Indemnity costs against Minister for Immigration

In SZMJQ v Minister for Immigration (No.2) [2009] FMCA 1137 Raphael FM suggested that public law proceedings might not be amenable to Calderbank offers, but did not decide the point.

In SZPAD v Minister for Immigration [2012] FMCA 73, Smith FM did not explicitly decide the point but at [51]-[53] left open the possibility that indemnity costs might be awarded because of an unreasonable failure to accept an offer of compromise.

Neither SZMJQ nor SZPAD (insofar as it concerns this issue) appear to have been subsequently considered.

What is clear from SZMJQ at least is that any Calderbank offer must at least identify the ground upon which any offer to consent to remittal is to be based. Without this (for example, general reference to an application with multiple grounds), the Calderbank offer is uncertain and therefore cannot found a basis for indemnity costs.

Different methodologies for assessing costs

Gross sum costs can be awarded as an alternative to costly and protracted costs on taxation.

There are different methodologies that can be used to calculate gross sum costs. Some were summarised in Wieland v Texxcon Pty Ltd [2016] VSCA 45:

Methodology Options in a Gross Sum Exercise

  1. … In my view there is no one option in terms of methodology in a gross sum exercise.  It will depend on the basis for costs recovery ordered in favour of the recovering party.

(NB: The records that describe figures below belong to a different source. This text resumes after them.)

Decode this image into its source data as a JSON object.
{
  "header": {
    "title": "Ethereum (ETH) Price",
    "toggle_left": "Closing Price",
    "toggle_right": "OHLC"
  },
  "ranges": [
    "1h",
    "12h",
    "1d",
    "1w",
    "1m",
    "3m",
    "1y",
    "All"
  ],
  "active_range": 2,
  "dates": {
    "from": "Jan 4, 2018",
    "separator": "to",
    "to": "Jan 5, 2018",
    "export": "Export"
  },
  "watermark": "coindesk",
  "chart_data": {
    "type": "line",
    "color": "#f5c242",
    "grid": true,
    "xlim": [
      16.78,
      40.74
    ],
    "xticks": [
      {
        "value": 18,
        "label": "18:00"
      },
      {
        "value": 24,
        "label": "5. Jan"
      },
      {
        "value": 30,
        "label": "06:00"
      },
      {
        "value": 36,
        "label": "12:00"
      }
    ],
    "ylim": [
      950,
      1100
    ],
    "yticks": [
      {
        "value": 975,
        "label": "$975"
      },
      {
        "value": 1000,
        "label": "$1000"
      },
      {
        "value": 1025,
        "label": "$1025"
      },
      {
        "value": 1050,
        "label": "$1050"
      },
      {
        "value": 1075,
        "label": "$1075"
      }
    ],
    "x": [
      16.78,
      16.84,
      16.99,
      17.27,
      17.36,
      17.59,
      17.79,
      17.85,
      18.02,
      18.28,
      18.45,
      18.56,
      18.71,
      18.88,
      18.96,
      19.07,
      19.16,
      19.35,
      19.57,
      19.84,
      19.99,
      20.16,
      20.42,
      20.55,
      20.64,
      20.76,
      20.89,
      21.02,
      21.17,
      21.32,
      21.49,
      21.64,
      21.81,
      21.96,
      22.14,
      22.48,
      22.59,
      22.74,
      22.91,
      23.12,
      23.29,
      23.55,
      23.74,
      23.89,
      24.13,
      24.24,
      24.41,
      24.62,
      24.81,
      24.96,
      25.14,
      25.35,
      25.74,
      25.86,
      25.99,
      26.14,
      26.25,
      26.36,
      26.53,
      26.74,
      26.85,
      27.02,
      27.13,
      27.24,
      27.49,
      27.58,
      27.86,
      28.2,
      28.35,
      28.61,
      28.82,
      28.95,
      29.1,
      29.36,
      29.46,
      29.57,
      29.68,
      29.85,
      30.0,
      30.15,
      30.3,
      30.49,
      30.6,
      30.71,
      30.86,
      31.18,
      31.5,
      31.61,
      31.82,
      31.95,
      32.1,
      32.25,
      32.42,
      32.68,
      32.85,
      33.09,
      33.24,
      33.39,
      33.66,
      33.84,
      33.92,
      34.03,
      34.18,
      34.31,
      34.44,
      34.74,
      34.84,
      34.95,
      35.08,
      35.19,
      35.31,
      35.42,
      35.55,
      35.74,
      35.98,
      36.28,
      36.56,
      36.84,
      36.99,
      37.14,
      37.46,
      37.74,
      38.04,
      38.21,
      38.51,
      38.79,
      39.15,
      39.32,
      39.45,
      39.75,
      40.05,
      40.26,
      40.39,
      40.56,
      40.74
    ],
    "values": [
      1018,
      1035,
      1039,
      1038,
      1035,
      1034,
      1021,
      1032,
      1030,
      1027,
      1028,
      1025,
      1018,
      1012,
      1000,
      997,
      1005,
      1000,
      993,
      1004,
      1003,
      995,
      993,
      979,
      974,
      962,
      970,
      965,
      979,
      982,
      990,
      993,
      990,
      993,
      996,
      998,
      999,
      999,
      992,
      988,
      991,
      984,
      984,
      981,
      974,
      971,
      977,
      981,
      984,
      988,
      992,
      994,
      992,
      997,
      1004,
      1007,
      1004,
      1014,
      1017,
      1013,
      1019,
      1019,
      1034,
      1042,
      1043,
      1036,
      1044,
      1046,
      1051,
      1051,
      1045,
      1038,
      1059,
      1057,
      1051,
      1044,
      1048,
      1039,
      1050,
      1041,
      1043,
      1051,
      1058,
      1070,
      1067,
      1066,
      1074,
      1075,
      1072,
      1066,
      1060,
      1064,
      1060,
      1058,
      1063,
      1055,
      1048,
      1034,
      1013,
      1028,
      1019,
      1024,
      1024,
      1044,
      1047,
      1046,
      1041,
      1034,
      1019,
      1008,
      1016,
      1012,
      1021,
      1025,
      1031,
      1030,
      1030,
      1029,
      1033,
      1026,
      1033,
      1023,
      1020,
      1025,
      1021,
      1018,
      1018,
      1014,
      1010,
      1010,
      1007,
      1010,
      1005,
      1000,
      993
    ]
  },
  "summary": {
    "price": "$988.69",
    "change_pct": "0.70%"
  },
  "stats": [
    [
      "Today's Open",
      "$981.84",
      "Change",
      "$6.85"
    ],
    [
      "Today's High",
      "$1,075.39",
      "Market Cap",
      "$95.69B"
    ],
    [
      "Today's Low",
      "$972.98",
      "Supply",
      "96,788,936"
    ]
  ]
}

  1. As discussed in Pegela,[17] there are several options available in relation to methodology.  One option is the ‘analogy’ method to ‘review previous gross sum cases to identify what the percentage reduction on costs was in those cases and adopt an appropriate reduction by reference to previous practice’.  This is not an attractive option having regard to the wide range of percentages of recovery across a number of example cases referred to by Sackville J in the Seven Network Limited v New Limited.[18]
  1. A second option has been referred to as the ‘adjusted fees’ methodology.  This is a possible option where costs are recoverable on scale.  It involves taking the base hours from time records and multiplying them by the scale rate, adjusting it to account for the different scale rates applicable for particular types of work and then applying a loading for general care.  This is closest to the one proposed by the applicants and said in argument to Beach JA in this matter to be the only option.[19]
  1. A third option is the ‘Ausmaq’ method.  This can be favoured where costs are to be assessed on hourly rates.  This involves actual costs incurred, identifying work that falls outside the scope of the costs order, and then breaking the figure down to costs and disbursements.  As a next step appropriate hourly rates are determined and then a final calculation is made on the basis of the hourly rate options, the cost reduction for unreasonable work and the addition of disbursements.
  1. Other methodologies have been referred to in case law.[20]

 

Costs in pro bono matters

In Wentworth v Rogers [2002] NSWSC 709 the Supreme Court of NSW discussed the meaning of ‘pro bono’ and whether a conditional costs agreement can be understood as ‘pro bono’, or otherwise offending the indemnity principle.

At [70]-[77] Barrett J discussed the various understandings of the term ‘pro bono’ and specifically noted that pro bono does not exclude conditional costs.

In Wentworth v Rogers [2006] NSWCA 145 the NSW Court of Appeal discussed whether a conditional costs agreement (still ‘pro bono’) offended the indemnity principle.  The Court had to consider whether costs could be awarded when the winning party had a costs agreement under which costs were contingent on a successful outcome.

Santow JA discussed the issues at [37]-[66] and concluded that such an agreement would not.  Basten JA expressed the opposite view, while Hislop J did not express any view.

In Mainieri v Cirillo [2014] VSCA 227, [43]-[53] the Victorian Court of Appeal unanimously preferred Santow JA’s analysis and dismissed the (ground of) appeal against an order that costs be paid to the winning party who had a pro bono conditional costs agreement.

 

Costs Court

See http://www.the-civil-lawyer.net/2013/03/new-costs-regime-for-victoria-supreme.html for a good explanation of the ‘standard’ and ‘indemnity’ bases on which costs may be awarded.

If there is an award of party/party costs, it is more than likely that it will be on the ‘standard’ basis (ie all costs reasonably incurred), rather than the old ‘costs incurred on a necessary and proper’ basis.